Monday, February 1, 2010

Biking

So...biking. It's something most Americans learn to do at some point, and some of us love to go really really fast. Richie and I share a love of speed that I hope our kids don't share because it's dangerous. Just kidding - I want to ride roller coasters with them. Mazie has been a proficient cyclist for about a year now. She has recently taken to riding down the hill in "back" (we use that side of the apartment almost exclusively, so I think of it as the front) of our apartment building. She goes peeling down the hill at an angle, then makes the quick right-hand turn to just miss crashing into some concrete steps at the bottom. The first time I saw her do it, I almost peed my pants with fright. I realized she'd been doing it for a while; I had been out of sight range of where she'd been finishing her descent. (Bad mom; I know). She always wears a helmet and seemed to be pretty good at her maneuver. Plus, "Hill" is a generous term for the area in question. It's more of a "grade." Mostly, she LOVES going down the hill. So I let her continue to do it.

I remember last year when she was learning to ride. Mazie attacked the task of learning to ride a bike with the intensity of a fighter pilot.
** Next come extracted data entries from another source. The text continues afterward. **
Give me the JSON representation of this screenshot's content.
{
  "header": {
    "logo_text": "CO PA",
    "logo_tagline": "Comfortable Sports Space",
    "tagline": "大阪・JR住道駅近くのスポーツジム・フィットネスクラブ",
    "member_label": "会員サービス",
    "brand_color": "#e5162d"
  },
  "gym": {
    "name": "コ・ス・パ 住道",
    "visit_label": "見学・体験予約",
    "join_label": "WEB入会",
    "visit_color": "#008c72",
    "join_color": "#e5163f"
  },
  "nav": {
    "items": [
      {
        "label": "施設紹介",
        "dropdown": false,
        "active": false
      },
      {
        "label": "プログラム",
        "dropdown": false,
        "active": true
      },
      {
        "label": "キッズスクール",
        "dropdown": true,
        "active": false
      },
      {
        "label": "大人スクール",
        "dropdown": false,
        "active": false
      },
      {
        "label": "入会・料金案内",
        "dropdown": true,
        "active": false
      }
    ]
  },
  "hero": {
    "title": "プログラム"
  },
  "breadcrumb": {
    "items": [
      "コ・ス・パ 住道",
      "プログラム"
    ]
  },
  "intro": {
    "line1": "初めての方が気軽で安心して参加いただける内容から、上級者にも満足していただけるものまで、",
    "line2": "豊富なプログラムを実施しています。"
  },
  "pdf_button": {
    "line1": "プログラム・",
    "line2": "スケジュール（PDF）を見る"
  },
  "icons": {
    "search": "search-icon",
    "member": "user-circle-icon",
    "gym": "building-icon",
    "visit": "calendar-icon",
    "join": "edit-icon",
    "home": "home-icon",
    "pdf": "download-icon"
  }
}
She was somewhere between "I-can't-do-this" and "Mama-I-can-do-this-myself" for about three months. We had a long run behind our last apartment, so I'd run beside her, steadying her bike and calling, "steer, steer, pedal, pedal!" She sort of loved it and sort of hated it. She was absolutely focused on the goal, but incredibly frustrated with the slowness of achieving it. Every session ended in tears of frustration. I finally learned to limit the sessions to about 7 minutes (both for emotional preservation and for the health of my lower back). Mazie would scarcely let me quit the session unless she had gotten to the crying point, and even then she'd want to keep going. Oh, man, was she tough. She was committed but sensitive, 100% focus. Eventually she graduated to a hand on her back, then to just a push-off. At last it was time to learn to start herself, which she accomplished entirely on her own when left by herself one afternoon.

And now she's careening down hills and biking ALL THE WAY around the lake with me.

Enter Vivian, stage left. She is learning to ride this year. Vivian, predictably, could not be more different than her sister. If Mazie is a fighter-pilot, Vivian is a surfer. Today she waited a full 45 minutes to receive help while I finished making chili and cleaning up the kitchen (Richie is at a computer class for his job)...no pushing. When I went out to help her this afternoon, her attitude is just the same as it's always been about biking: avid but relaxed. She'd bike along, wobbling her front tire crazily so that it almost went off the sidewalk on one side, then on the other, and then the bike peeled out and I caught her as she tipped to the right. She exclaimed, as she let out a deep breath, "Huh! That was fun!" And, yes, she wanted to try again. We looped around the apartment building. On the opposite side a family with little kids had left out at least 70% of their toys for the neighborhood to take a gander at. They're all spattered with mud and I think some haven't changed positions since we moved in last July. As Vivian rode past, she rubber-necked like crazy at their toys and veered off the road completely gawking at them. She does this a lot. When we went to the lake, we could barely keep her on task because she kept gazing: at the lake, at the birds, at dogs, and at other people. She'd gaze to one side and then veer off in that direction. Then she'd crash and laugh a sweet goober-ish laugh. But she's getting it...I think as fast or faster than Mazie did. She's at the needing a push-off, accompaniment, and occasional stabilization phase. I don't remember her ever crying about the process unless she falls and hurts herself. She is just a completely different person than Mazie.

I love them both so much! I really think I would not know who one is without the other and vice versa! They each make me a better parent to the other. Amazing.

1 comment:

e said...

I have an urge to go bike riding with your wee ones.